Texas Trails

Clay Coppedge, Southern Livestock Standard

May 15, 2024

Wrong Way Corrigan

There is a right way to do something and there is a wrong way, but sometimes the wrong way is the only way. Thes saga of Daniel “Wrong Way” Corrigan, who made a transatlantic flight from New York to Dublin in 1938 by flying the wrong way, is a case in point. 

Daniel Corrigan was one in a long line of Texas aviation pioneers who courted fame and fortune by taking to the skies in one of those new fangled flying machines.  He was born in Galveston in 1907 but his family moved around a lot and he eventually ended up in Los Angeles where he took his first flight lesson. From that point on, he was usually flying an airplane, building an airplane, or repairing one. In his spare time, he thought about airplanes. At night he dreamed of them. 

He worked as an airplane mechanic for a company that built the “Spirit of St. Louis” for Charles Lindbergh, but simply having an association with the world’s first transatlantic flight wasn’t enough for Corrigan. He had his eyes set on a distant shore— Ireland’s. (In case the surname hasn’t already given it away, Corrigan was of Irish descent.)

After quitting the factory and becoming one of those pilots who flew into small towns and offered people a short plane ride for a small fee, Corrigan applied to federal aviation officials for permission to make his own transatlantic flight. The feds decreed that the plane was stable enough to fly cross-country but not across the ocean. Corrigan made some adjustments and tried again. And again. Permission denied, and denied again. 

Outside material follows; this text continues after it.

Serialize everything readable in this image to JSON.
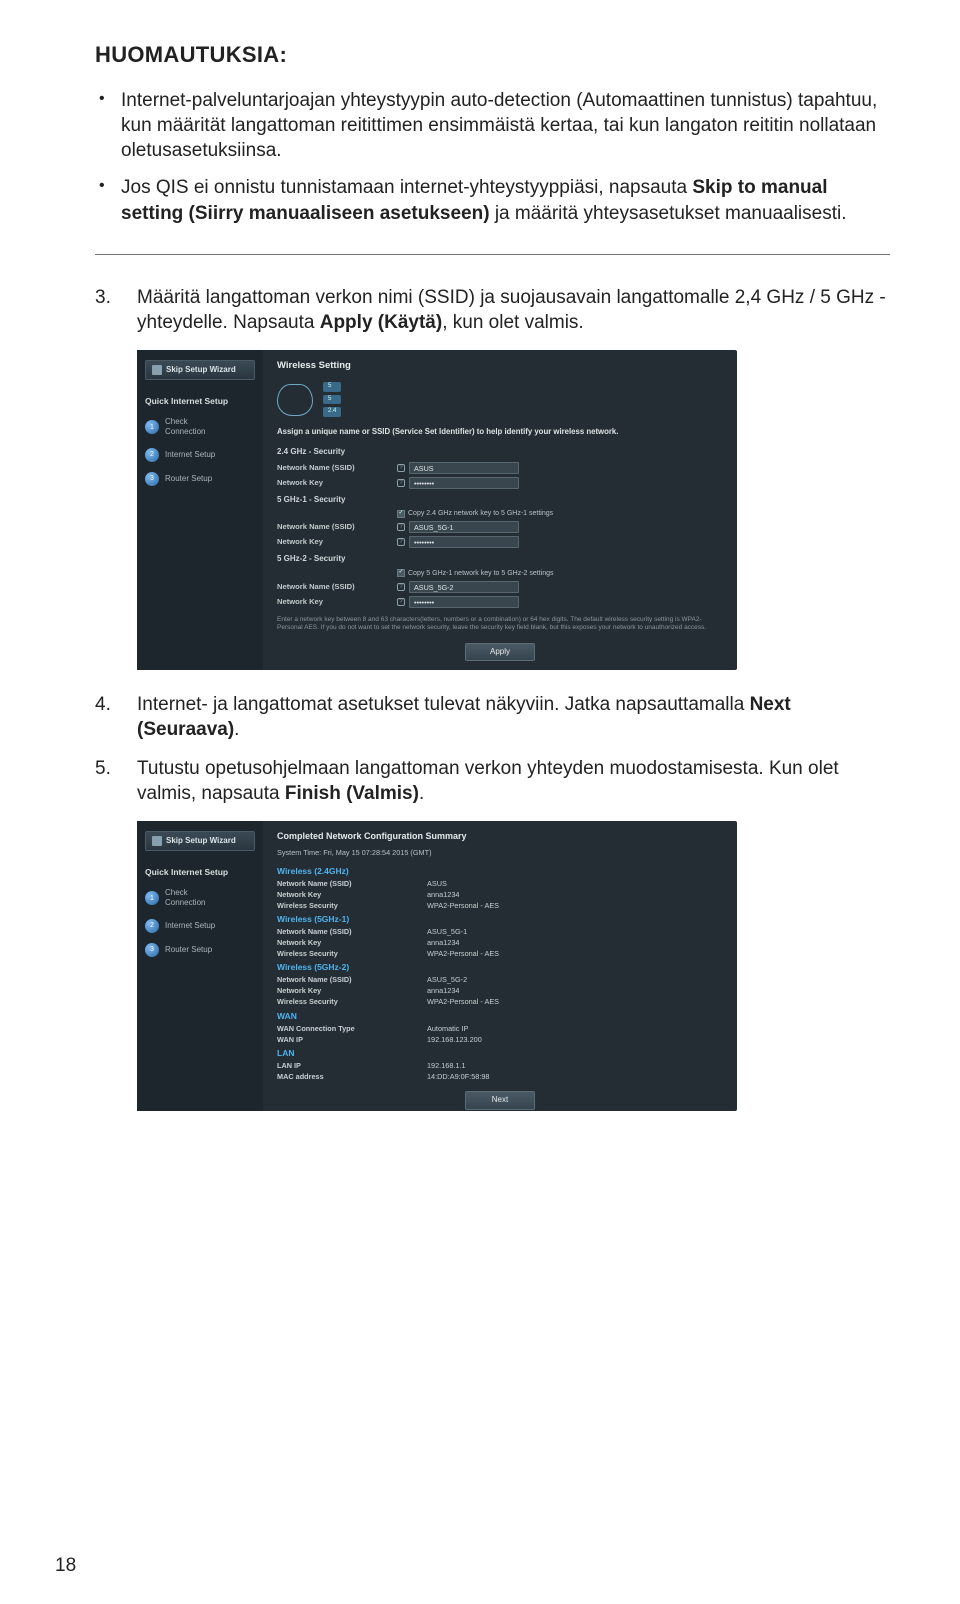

Finally deciding—and we are sure of this— that it would be easier to obtain forgiveness than permission, Corrigan flew from California to New York after filing a flight plan that called for him to fly back to California on July 17. He took off on that day from Brooklyn, in a heavy fog, with instructions to head east out of the airport and then veer west, toward California, once he cleared the airport’s airspace. To the airport officials’ dismay, Corrigan kept going east. 

Twenty-eight hours and 31 minutes later, Irish officials were stunned and outraged when Corrigan landed his plane in Dublin. Corrigan explained that he got lost in the fog and his compass got stuck and, well, onward through the fog, you know. He said thought he was going west until he emerged from the clouds after flying for 26 hours and saw a large body of water. Since he hadn’t been in the air long enough to be over the Pacific Ocean, he figured he was looking down on the Atlantic. No one believed him, no matter how many times he explained it.

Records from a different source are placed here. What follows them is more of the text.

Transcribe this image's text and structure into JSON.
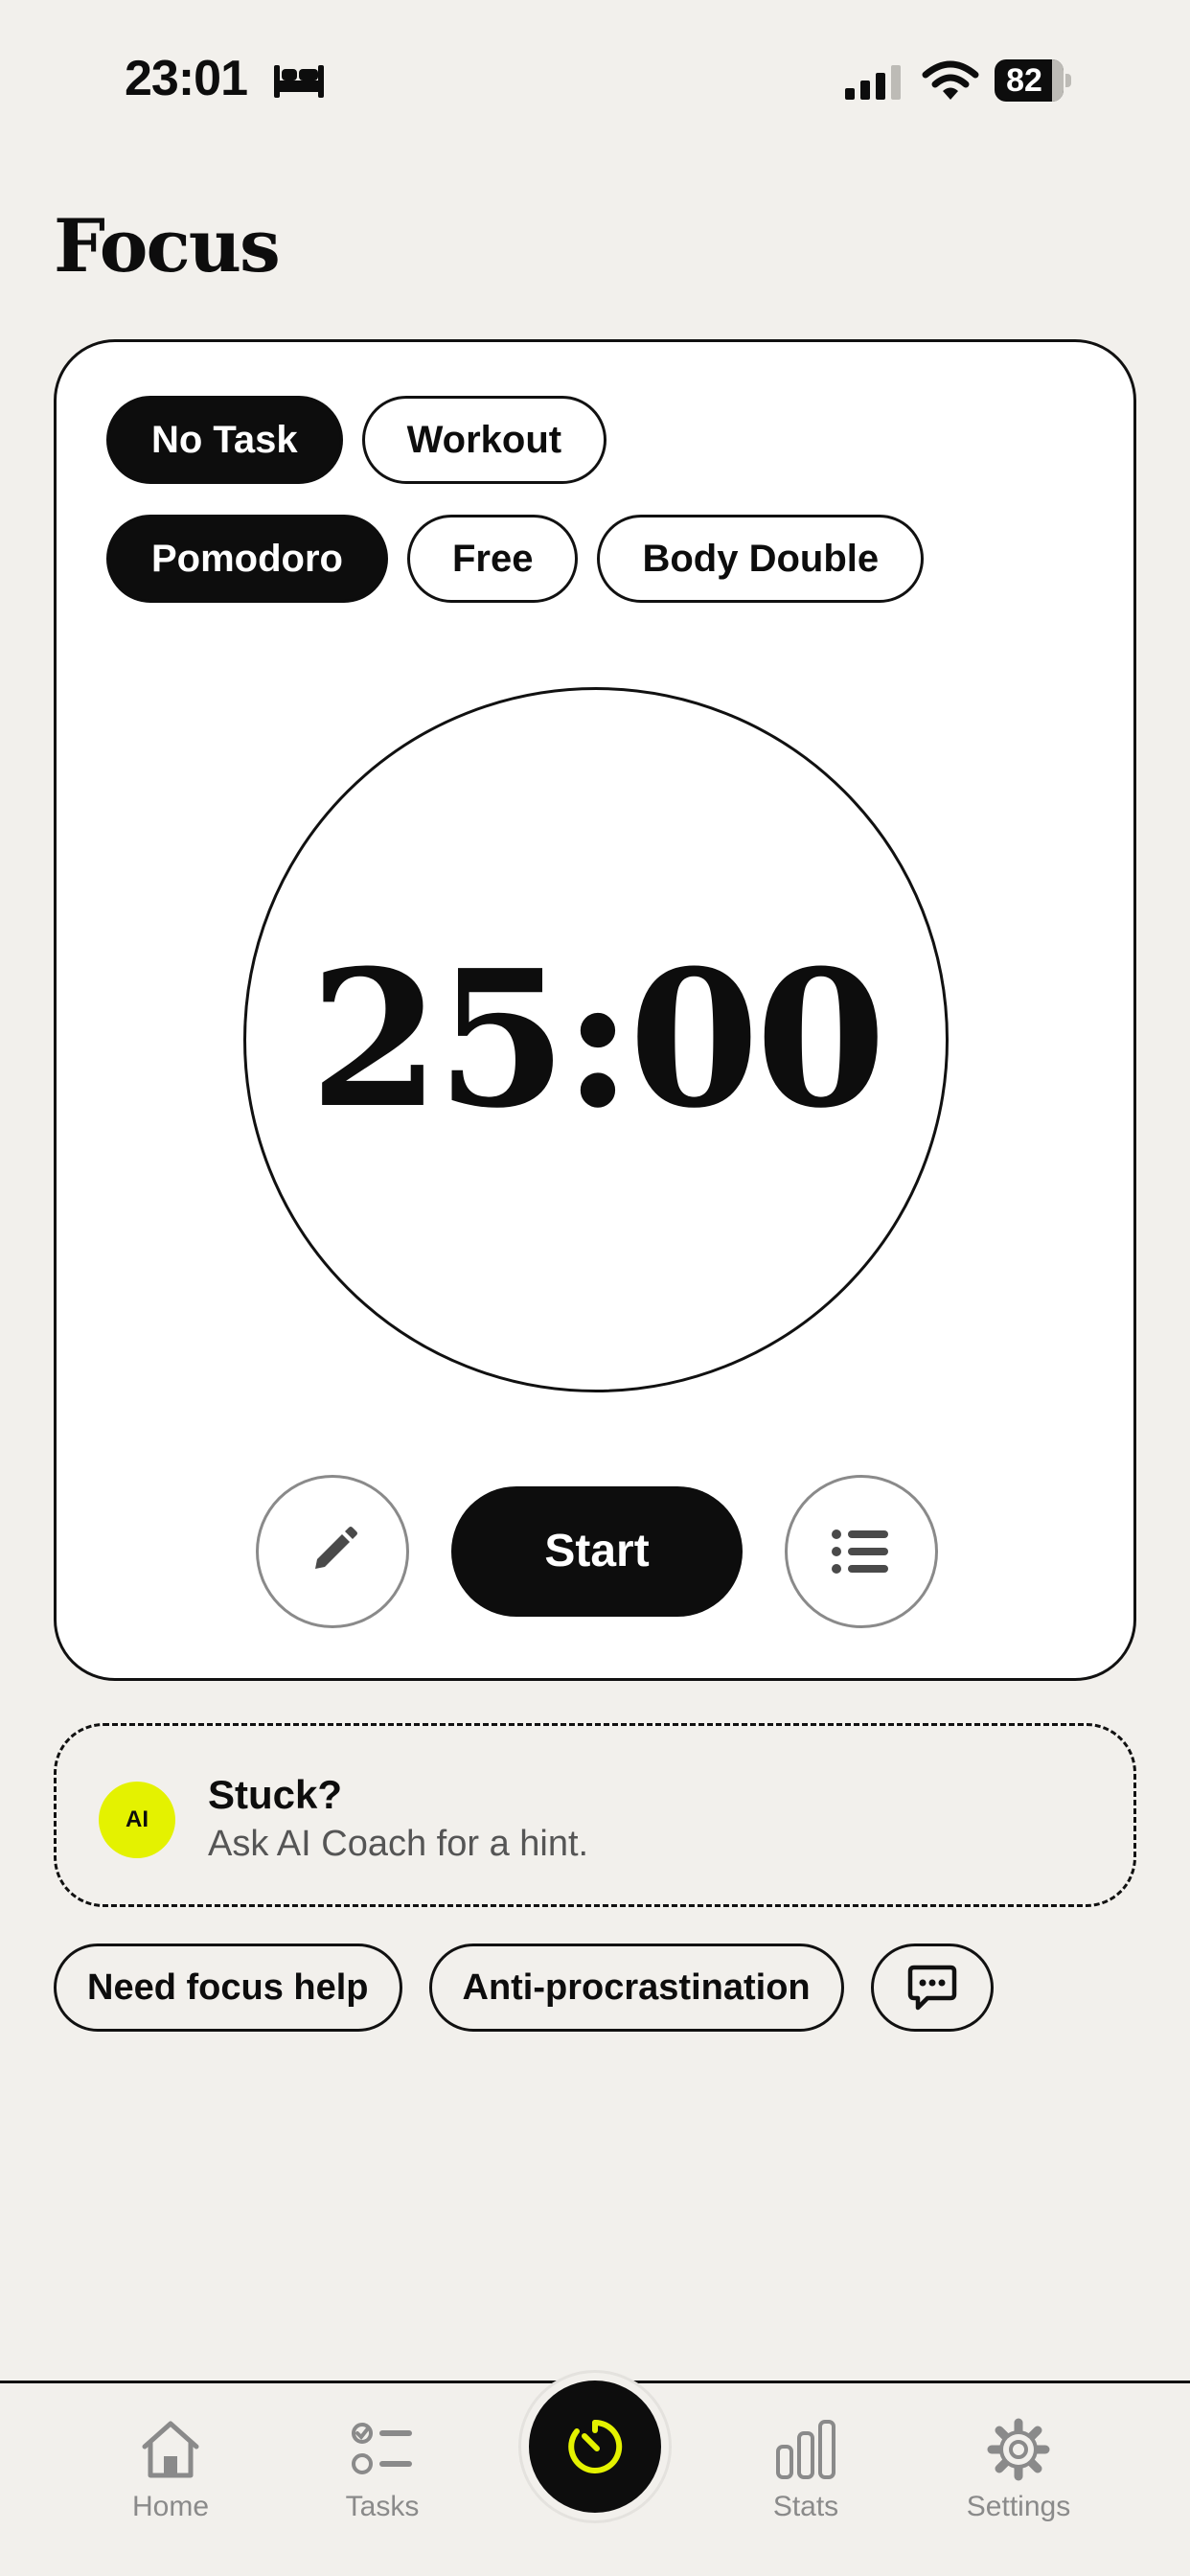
{
  "status_bar": {
    "time": "23:01",
    "battery": "82",
    "icons": [
      "bed-icon",
      "cellular-signal-icon",
      "wifi-icon",
      "battery-icon"
    ]
  },
  "page": {
    "title": "Focus"
  },
  "task_chips": [
    {
      "label": "No Task",
      "selected": true
    },
    {
      "label": "Workout",
      "selected": false
    }
  ],
  "mode_chips": [
    {
      "label": "Pomodoro",
      "selected": true
    },
    {
      "label": "Free",
      "selected": false
    },
    {
      "label": "Body Double",
      "selected": false
    }
  ],
  "timer": {
    "value": "25:00"
  },
  "controls": {
    "start_label": "Start",
    "edit_icon": "pencil-icon",
    "list_icon": "list-icon"
  },
  "coach": {
    "badge": "AI",
    "title": "Stuck?",
    "subtitle": "Ask AI Coach for a hint."
  },
  "quick_actions": [
    {
      "label": "Need focus help"
    },
    {
      "label": "Anti-procrastination"
    }
  ],
  "quick_chat_icon": "chat-bubble-icon",
  "tab_bar": {
    "tabs": [
      {
        "label": "Home",
        "icon": "home-icon"
      },
      {
        "label": "Tasks",
        "icon": "tasks-icon"
      },
      {
        "label": "Stats",
        "icon": "stats-icon"
      },
      {
        "label": "Settings",
        "icon": "settings-icon"
      }
    ],
    "center_icon": "timer-icon",
    "accent": "#e4f200"
  },
  "colors": {
    "background": "#f2f0ec",
    "card": "#ffffff",
    "ink": "#0d0d0d",
    "accent": "#e4f200",
    "muted": "#8a8a8a"
  }
}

“That’s my story,” he finally said. And he stuck with it. 

Irish officials eventually released him and Corrigan returned to a hero’s welcome in America. People admired the spunk and audacity of Wrong-Way Corrigan, as he forever will be known. His ticker tape parade equaled Lindbergh’s. Corrigan took full advantage, endorsing a watch (that ran backwards, of course) and writing an autobiography, That’s My Story, that made Corrigan semi-rich. 

After more than a decade in the public eye, Corrigan returned to Texas. He bought an 18-acre orange grove in Santa Anna, in Coleman County, and moved his family there in the 1950s. That he knew nothing about growing oranges deterred Corrigan not at all. 

 Corrigan said he climbed to the roof of his barn to watch what his neighbors were doing, and then did the same thing. When they set out smudge pots, he set out smudge pots. When they irrigated, he irrigated. He was interviewed many times over the years and always insisted he simply made a mistake on his flight because the dadgum compass got stuck. 

His wife, Elizabeth, was diplomatic about the issue. In a Jan. 26, 1960, article in the Santa Anna Register, she said, “He always told me the truth and he still sticks to his story.”